Former Selby College student flies with RAF Red Arrows
A ROYAL Air Force engineer from Selby has completed a season flying with the Red Arrows as a member of a handpicked support team.
Senior Aircraftsman Technician Adam Carse flew across the United Kingdom and overseas in the backseat of one of the display team’s distinctive fast-jets.
The 30-year-old, who grew up in Thorpe Willoughby, near Selby, North Yorkshire, is an aircraft mechanical technician, currently with the Royal Air Force Aerobatic Team.
For 2020, he was selected to be part of a group known as the Circus – a small number of engineers who form the Red Arrows’ travelling support team during the summer months.
These technicians are paired with a pilot for a season, flying with them on transit flights away from the display team’s home base and servicing the aircraft in-between sorties, as well as preparing the jets for performances.
Adam said: “To be selected for Circus 2020 after only being with the team for about a year was something I wasn’t expecting when my name was announced but then a sense of excitement and realisation quickly took over.
“As an engineer in the Royal Air Force, the opportunity to fly in a fast-jet is few and far between and to have been given the chance to travel across the UK and beyond in the backseat of a Red Arrows aircraft – iconic around the world – is definitely something I feel very lucky and proud about.”
Adam attended Thorpe Willoughby Primary School and Selby High School, before studying business at Selby College.

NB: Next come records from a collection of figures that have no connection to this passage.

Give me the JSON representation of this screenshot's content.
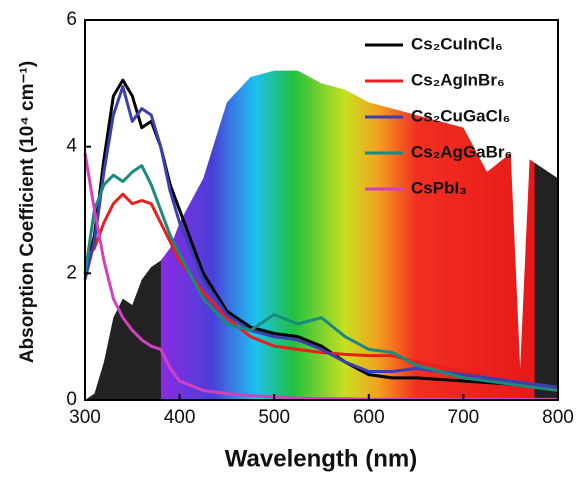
{
  "chart_data": {
    "type": "line",
    "x_label": "Wavelength (nm)",
    "y_label": "Absorption Coefficient (10⁴ cm⁻¹)",
    "x": [
      300,
      310,
      320,
      330,
      340,
      350,
      360,
      370,
      380,
      390,
      400,
      425,
      450,
      475,
      500,
      525,
      550,
      575,
      600,
      625,
      650,
      700,
      750,
      800
    ],
    "series": [
      {
        "name": "Cs₂CuInCl₆",
        "color": "#000000",
        "values": [
          2.0,
          2.6,
          3.8,
          4.8,
          5.05,
          4.8,
          4.3,
          4.4,
          4.0,
          3.4,
          3.0,
          2.0,
          1.4,
          1.15,
          1.05,
          1.0,
          0.85,
          0.6,
          0.4,
          0.35,
          0.35,
          0.3,
          0.25,
          0.18
        ]
      },
      {
        "name": "Cs₂AgInBr₆",
        "color": "#e8201c",
        "values": [
          2.2,
          2.4,
          2.8,
          3.1,
          3.25,
          3.1,
          3.15,
          3.1,
          2.8,
          2.5,
          2.2,
          1.7,
          1.3,
          1.0,
          0.85,
          0.8,
          0.75,
          0.72,
          0.7,
          0.7,
          0.6,
          0.45,
          0.3,
          0.2
        ]
      },
      {
        "name": "Cs₂CuGaCl₆",
        "color": "#3b3fb0",
        "values": [
          1.9,
          2.5,
          3.6,
          4.5,
          4.95,
          4.4,
          4.6,
          4.5,
          4.0,
          3.3,
          2.8,
          1.9,
          1.35,
          1.1,
          1.0,
          0.95,
          0.8,
          0.6,
          0.45,
          0.45,
          0.5,
          0.4,
          0.3,
          0.2
        ]
      },
      {
        "name": "Cs₂AgGaBr₆",
        "color": "#1a8a80",
        "values": [
          2.0,
          3.0,
          3.4,
          3.55,
          3.45,
          3.6,
          3.7,
          3.4,
          3.0,
          2.6,
          2.3,
          1.6,
          1.2,
          1.1,
          1.35,
          1.2,
          1.3,
          1.0,
          0.8,
          0.75,
          0.55,
          0.35,
          0.25,
          0.15
        ]
      },
      {
        "name": "CsPbI₃",
        "color": "#d040c0",
        "values": [
          3.9,
          3.0,
          2.2,
          1.6,
          1.3,
          1.1,
          0.95,
          0.85,
          0.8,
          0.5,
          0.3,
          0.15,
          0.1,
          0.07,
          0.05,
          0.03,
          0.02,
          0.02,
          0.01,
          0.01,
          0.01,
          0.01,
          0.01,
          0.01
        ]
      }
    ],
    "spectrum": {
      "x": [
        300,
        310,
        320,
        330,
        340,
        350,
        360,
        370,
        380,
        390,
        400,
        425,
        450,
        475,
        500,
        525,
        550,
        575,
        600,
        625,
        650,
        700,
        725,
        750,
        760,
        770,
        800
      ],
      "values": [
        0,
        0.1,
        0.6,
        1.3,
        1.6,
        1.5,
        1.9,
        2.1,
        2.2,
        2.4,
        2.8,
        3.5,
        4.7,
        5.1,
        5.2,
        5.2,
        5.0,
        4.9,
        4.7,
        4.6,
        4.5,
        4.3,
        3.6,
        3.9,
        0.5,
        3.8,
        3.5
      ]
    },
    "xlim": [
      300,
      800
    ],
    "xticks": [
      300,
      400,
      500,
      600,
      700,
      800
    ],
    "ylim": [
      0,
      6
    ],
    "yticks": [
      0,
      2,
      4,
      6
    ],
    "legend": "upper right"
  }
}
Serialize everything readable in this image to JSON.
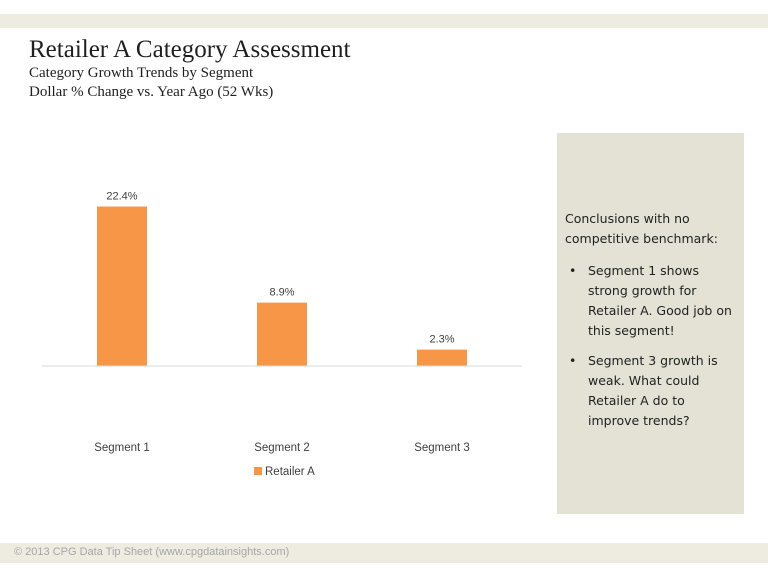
{
  "header": {
    "title": "Retailer A Category Assessment",
    "subtitle_line1": "Category Growth Trends by Segment",
    "subtitle_line2": "Dollar % Change vs. Year Ago (52 Wks)"
  },
  "chart_data": {
    "type": "bar",
    "categories": [
      "Segment 1",
      "Segment 2",
      "Segment 3"
    ],
    "series": [
      {
        "name": "Retailer A",
        "values": [
          22.4,
          8.9,
          2.3
        ]
      }
    ],
    "data_labels": [
      "22.4%",
      "8.9%",
      "2.3%"
    ],
    "ylim": [
      0,
      25
    ],
    "grid": false,
    "legend": "bottom",
    "colors": {
      "Retailer A": "#f79646"
    }
  },
  "sidebar": {
    "intro": "Conclusions with no competitive benchmark:",
    "bullet_char": "•",
    "bullets": [
      "Segment 1 shows strong growth for Retailer A. Good job on this segment!",
      "Segment 3 growth is weak.   What could Retailer A do to improve trends?"
    ]
  },
  "footer": {
    "text": "© 2013 CPG Data Tip Sheet (www.cpgdatainsights.com)"
  },
  "colors": {
    "band": "#eeece1",
    "sidebar_bg": "#e3e2d5",
    "bar": "#f79646"
  }
}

He joined the RAF in 2010 and has worked on frontline, combat jets, including the Typhoon, before his latest posting with the Red Arrows began two years ago.
Adam said: “During college I was in the process of applying for university, to study business, but had a change of heart when I looked into different career paths I could take.
“I’d always had an interest in engineering and had aspirations to work on aircraft from being a little kid, I’d also wanted the opportunity to travel so I thought what better way to start my career than to bring it all together and apply for the RAF, beginning my basic training in August 2010.”
Adam said the chance to work for the Royal Air Force Aerobatic Team is an opportunity he had pursed ever since joining the Service.
He said: “Speaking to many people outside of the RAF, as well as family members, about the Red Arrows, it makes you realise just how renowned the team’s displays are world-wide and that it is such a highly sought-after position to have been a member of the Circus.
“My main role on the team is as a mechanical technician – working on mechanical systems, carrying out fault diagnosis tasks and fitting components on a daily basis, to ensure there is enough aircraft available to the pilots to carry out sufficient training for the display season and keeping a fully-serviced fleet of jets across the summer.
“I also take part in many public relations activities and events highlighting the importance of the science, technology, engineering and maths (STEM) subjects and with the aim of inspiring younger generations.”
During his posting with the Red Arrows, Adam has had the opportunity to travel across the UK, mainland Europe and beyond, for both public displays by the team and for pre-season training.
This included an 11-week deployment to North America in 2019, when the team carried out its largest-ever visit to Canada and the United States.
As with the aircrew, Circus team members have individual numbers – denoting which pilot they fly with.
For 2020 Adam was Circus 8, being paired with Red 8 and accompanying his aircraft on transit flights – but not in displays – and ensuring the jet was serviced at each location when operating away from the Red Arrows’ home of RAF Scampton, Lincolnshire.
Although the impact of Covid-19 saw fewer airshows and public events this year, the season still involved the Red Arrows carrying out high-profile flypasts over London, Edinburgh, Belfast and Paris as well as shows in Finland.
Members of the Circus receive specialist training to prepare them for their role ahead of the season, including completing medical tests and emergency sea drills.
Adam said: “Circus training saw us take part in sea survival drills during a three-day exercise, which was a great experience and was an amazing insight on the equipment and procedures we use.”
With the Red Arrows’ 2020 campaign now finished, training is soon to begin for next year’s display season.